She may have a garland of flowers wrapped around her arm on the first day of Falgun, the Bangla month marking the beginning of spring, but her bandana and vigorous slogans made it very clear what she wanted and that she should not be taken lightly. The photo was taken at Shahbagh yesterday where thousands have been demanding death penalty for all war criminals. Photo: Sk Enamul HaqOne can argue that spring came to Shahbagh nine days ahead of its official start. That it came on the day the nation took to the streets, seeking to finally get justice for the crimes committed against humanity four decades ago.
It came on February 5 when the so-called “apathetic” and “apolitical” men and women used Facebook and blogs not to start a new fad, but a revolution.
That it came on the day when the housewife in Moghbazar, the businesswoman in Gulshan and the garment worker in Mirpur felt an urge so strong that they left their homes and offices for Shahbagh to chant slogans together with the demonstrators.
And that it arrived on the day when the rickshaw puller from Chittagong came to Dhaka with his meagre savings, having heard of the mass movement, to be a part of history.
And they may all be right. But yesterday, on Pahela Falgun, the people's movement at Shahbagh celebrated spring officially in all its revolutionary glory, chanting slogans such as, "Boshonter kalo daag, ei Boshonte muchhe jak" (let the black spot of the spring be wiped out this spring).
According to the demonstrators, the "black spot" is Jamaat-e-Islami, the party that actively opposed the country's Liberation War and six of whose top leaders are now being tried for war crimes.

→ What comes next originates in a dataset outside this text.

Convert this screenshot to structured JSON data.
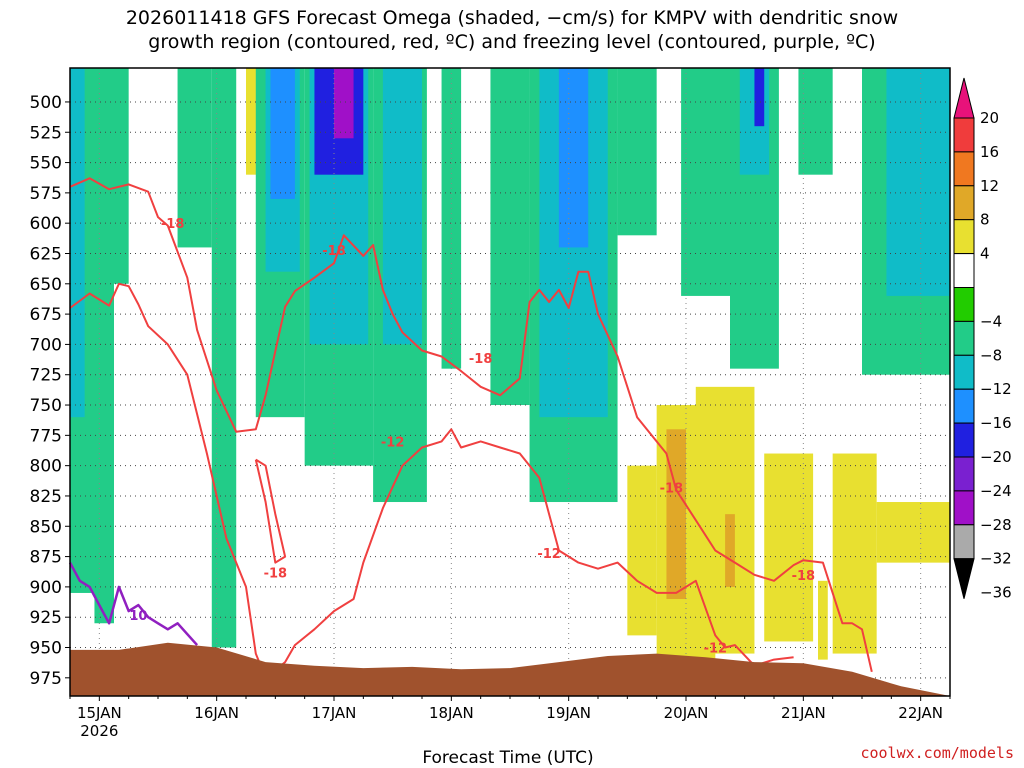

Men and women flocked to the protest venue, vowing to make it the season of reawakening and renewal. Songs turned into slogans, slogans songs -- all tuned to the demand for a just trial of the war criminals.
Garlands and crowns made with spring flowers lent the sombre air of Shahbagh a festive look, without compromising the seriousness of the cause. Marigolds, roses and green leaves were used to transform the streets into colourful canvases to express the sentiments of the protestors.
"Even the cuckoo sang songs of resistance this year," said a university student, dressed in a yellow sari. The words “We want death sentence” were inscribed on one of her cheeks and “Pahela Boshonto” on the other.
Instrumental music played at Fine Arts' Bakultola, only a few yards away from the Shahbagh intersection, heralded the beginning of spring at 7:00 in the morning. As usual, the day's programme began with the rendering of the national anthem.
A cultural programme began at 3:00pm with protest songs and poetry recitations and continued through the evening, as thousands of people gathered. Some stopped by the demonstration to and from Bokultola and TSC where they went for the spring celebrations. Others remained at Shahbagh all day, refusing to take a break even to enjoy the events of the new season.
Fakir Alamgir, Subir Nandi and singers from Chhayanaut, among others, engaged the crowd with renditions of patriotic and inspirational songs.
A one-minute silence was observed from 7:00pm to commemorate the sacrifices of those who lost their lives during the Liberation War, the women who were raped, and those killed by Jamaat-Shibir since the independence. The silence was broken by the emotive renditions of violin, during which the whole crowd stood still.
Following the one-minute silence, a large portrait of Shaheed Janani Jahanara Imam was unveiled near the main stage of the protest venue.
Later in the evening, Selina Hayat Ivy, mayor of Narayanganj City Corporation, joined the movement to express her solidarity.
In the morning, representatives of the Shahbagh protest and different student groups placed wreaths at Shaheed Minar in remembrance of Debashis Bhattacharya Rupam, a Chhatra Moitree member who was killed by Shibir on Pahela Falgun in 1995.
The movement began on February 5, soon after a war crimes tribunal sentenced Jamaat leader Abdul Quader Mollah to life term in prison for crimes against humanity during the 1971 war. The protest was initiated by Bloggers and Online Activist Network, but it soon turned into a mass movement. Within days, it spread to other parts of the country, with the call for capital punishment to all war criminals getting louder and louder.
Yesterday, the organisers urged all to participate in a candlelight vigil from wherever they are at 7:00pm today to eradicate darkness from people's minds and from the country.
They also thanked the Jatiya Press Club for cancelling the membership of Jamaat leaders Quader Mollah and Muhammad Kamaruzzaman.
Belal Mohammad, one of the founders and organisers of the Swadhin Bangla Betar Kendra, expressed solidarity with the protesters.
Actor Bonya Mirza, media personality Nasiruddin Yousuff Bachchu, singer Krishnokoli, among others, came to Shahbagh to lend their support.